Город и псы. Зеленый Дом

22
18
20
22
24
26
28
30

– Мало сказать жаль, во мне злость закипает. – Ньевес похлопал рукой по засову на двери. – В особенности когда он оскорбляет вас.

Когда они вдвоем, он еще не так измывается над ней – э-э, у тебя уже зубы выпадают, э-э, все лицо в прыщах, э-э, какая ты дряблая стала, скоро будешь как старая уамбиска, – как только может, унижает ее. Ньевесу ее жаль? А Ньевес – что уж тут говорить.

– Но она верила в тебя, хоть и знала, что ты за человек, – сказал Акилино. – Бывало, я приезжал на остров, и Лалита говорила мне: скоро он возьмет меня отсюда, если в этом году будет много каучука, мы уедем в Эквадор и поженимся. Будьте добреньки, дон Акилино, продавайте товар по хорошей цене. Бедная Лалита.

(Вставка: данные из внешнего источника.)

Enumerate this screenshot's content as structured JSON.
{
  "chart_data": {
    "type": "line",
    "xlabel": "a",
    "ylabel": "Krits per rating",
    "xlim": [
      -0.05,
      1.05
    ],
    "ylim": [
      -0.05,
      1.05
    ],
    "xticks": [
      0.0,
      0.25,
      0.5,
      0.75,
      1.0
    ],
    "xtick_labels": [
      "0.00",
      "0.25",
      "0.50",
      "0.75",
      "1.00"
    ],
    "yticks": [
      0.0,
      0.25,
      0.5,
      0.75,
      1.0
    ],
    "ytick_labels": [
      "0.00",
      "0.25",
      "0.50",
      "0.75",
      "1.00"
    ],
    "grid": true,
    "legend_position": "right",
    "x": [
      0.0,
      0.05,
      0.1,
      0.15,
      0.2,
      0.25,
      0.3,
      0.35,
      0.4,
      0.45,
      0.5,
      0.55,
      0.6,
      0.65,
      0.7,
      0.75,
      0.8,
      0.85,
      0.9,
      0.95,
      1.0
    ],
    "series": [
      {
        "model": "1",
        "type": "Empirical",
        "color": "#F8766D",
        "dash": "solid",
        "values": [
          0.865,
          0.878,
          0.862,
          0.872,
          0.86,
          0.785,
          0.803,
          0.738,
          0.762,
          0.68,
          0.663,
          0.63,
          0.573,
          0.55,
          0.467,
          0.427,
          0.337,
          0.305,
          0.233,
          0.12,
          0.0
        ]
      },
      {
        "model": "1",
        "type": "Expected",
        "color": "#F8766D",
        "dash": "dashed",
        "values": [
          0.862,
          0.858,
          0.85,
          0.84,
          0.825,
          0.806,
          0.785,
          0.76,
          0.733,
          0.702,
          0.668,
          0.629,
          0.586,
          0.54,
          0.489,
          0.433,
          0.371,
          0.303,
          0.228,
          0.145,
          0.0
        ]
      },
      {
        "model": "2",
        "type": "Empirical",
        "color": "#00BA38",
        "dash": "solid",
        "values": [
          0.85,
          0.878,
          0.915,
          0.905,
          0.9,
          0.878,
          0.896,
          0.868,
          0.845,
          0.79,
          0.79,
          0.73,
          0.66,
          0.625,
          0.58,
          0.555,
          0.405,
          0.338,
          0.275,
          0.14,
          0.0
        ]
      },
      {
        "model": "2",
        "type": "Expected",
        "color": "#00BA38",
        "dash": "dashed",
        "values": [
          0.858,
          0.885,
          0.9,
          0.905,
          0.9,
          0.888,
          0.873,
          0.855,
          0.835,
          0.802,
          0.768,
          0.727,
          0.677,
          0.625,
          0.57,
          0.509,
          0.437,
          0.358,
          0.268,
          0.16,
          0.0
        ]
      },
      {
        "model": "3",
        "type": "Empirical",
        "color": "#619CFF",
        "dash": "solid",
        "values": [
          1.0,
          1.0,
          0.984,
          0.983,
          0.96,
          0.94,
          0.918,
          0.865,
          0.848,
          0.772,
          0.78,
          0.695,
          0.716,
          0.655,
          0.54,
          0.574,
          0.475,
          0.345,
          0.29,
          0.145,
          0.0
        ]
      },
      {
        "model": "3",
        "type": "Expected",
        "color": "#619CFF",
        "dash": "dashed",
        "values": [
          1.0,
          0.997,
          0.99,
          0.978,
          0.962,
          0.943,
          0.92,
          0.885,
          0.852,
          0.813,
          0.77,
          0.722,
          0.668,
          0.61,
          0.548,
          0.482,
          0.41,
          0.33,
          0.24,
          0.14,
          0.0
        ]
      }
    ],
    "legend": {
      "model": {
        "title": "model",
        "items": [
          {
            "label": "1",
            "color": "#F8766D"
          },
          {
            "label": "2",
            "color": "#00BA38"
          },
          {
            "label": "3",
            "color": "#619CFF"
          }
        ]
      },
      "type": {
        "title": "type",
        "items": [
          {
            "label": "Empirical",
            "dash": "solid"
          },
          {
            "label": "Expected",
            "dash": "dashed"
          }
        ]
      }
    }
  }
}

– Она не удрала раньше, потому что надеялась, что я разбогатею, – сказал Фусия. – Ну и дура, старик. Я не женился на ней, когда она была крепенькая, свежая, без прыщей, и она думала, что я женюсь, когда она уже никому не горячила кровь.

– Адриану Ньевесу разгорячила, – сказал Акилино. – Иначе он не увез бы ее.

– А их тоже хозяин хочет взять с собой в Эквадор? Он и на них женится?

– Его жена только я, – сказала Лалита. – Остальные служанки.

– Говорите что угодно, но я знаю, что вам это больно, – сказал Ньевес. – Вы были бы человеком без души, если бы вам не было больно, что он приводит других женщин в ваш дом.

– Он не приводит их в мой дом, – сказала Лалита. – Они спят в загоне, вместе со скотиной.

– Но он ведь живет с ними, не скрываясь от вас, – сказал Ньевес. – Не делайте вид, что вы меня не понимаете.

Он обернулся и взглянул на нее. Лалита подвинулась к краю циновки и сидела, поджав ноги и опустив глаза. Ньевес не хотел ее обидеть, он запнулся и опять стал смотреть в окно, – его взяла злость, когда она сказала, что уедет с хозяином в Эквадор, – на темно-синее небо, на костры, на светлячков, мерцавших в папоротнике, – он просит прощения, он не хотел ее обидеть, – и Лалита подняла глаза.

– Разве он не отдает их тебе и Пантаче, когда они ему надоедают? – сказала она. – Ты поступаешь так же, как он.

– Я человек одинокий, – пробормотал Ньевес. – Мужчина не может обходиться без женщин. Зачем вы меня сравниваете с Пантачей, хоть мне и приятно, что вы обращаетесь ко мне на «ты».

– Только вначале, – сказал Фусия. – Когда я уезжал, она набрасывалась на них, одну ачуалку исцарапала до крови. Но потом она привыкла и, можно сказать, подружилась с ними. Она их учила говорить по-испански, болтала с ними о том о сем. Дело не в этом, старик.

– И ты еще жалуешься, – сказал Акилино. – Тебе каждый позавидовал бы. Многих ты знаешь мужчин, которые так меняли бы женщин?

– Но ведь это же были чунчи, Акилино, – сказал Фусия, – понимаешь, чунчи: агварунки, ачуалки, шарпы – всякая дрянь.

– И потом, они привязываются ко мне, как прирученные зверьки. Мне их даже жалко – они так боятся уамбисов. Если бы ты был хозяином, ты вел бы себя так же, как он, и тоже измывался бы надо мной.

– Почему вы так думаете обо мне, разве вы меня знаете? – сказал Ньевес. – Я бы так не поступал со своей подругой. Тем более если бы это были вы.

– Здесь женщины быстро дрябнут, – сказал Фусия. – Разве я виноват, что Лалита постарела? И потом, было бы глупо не воспользоваться случаем.

– Потому, значит, ты и уводил таких маленьких, – сказал Акилино. – Тебе хотелось крепеньких, да?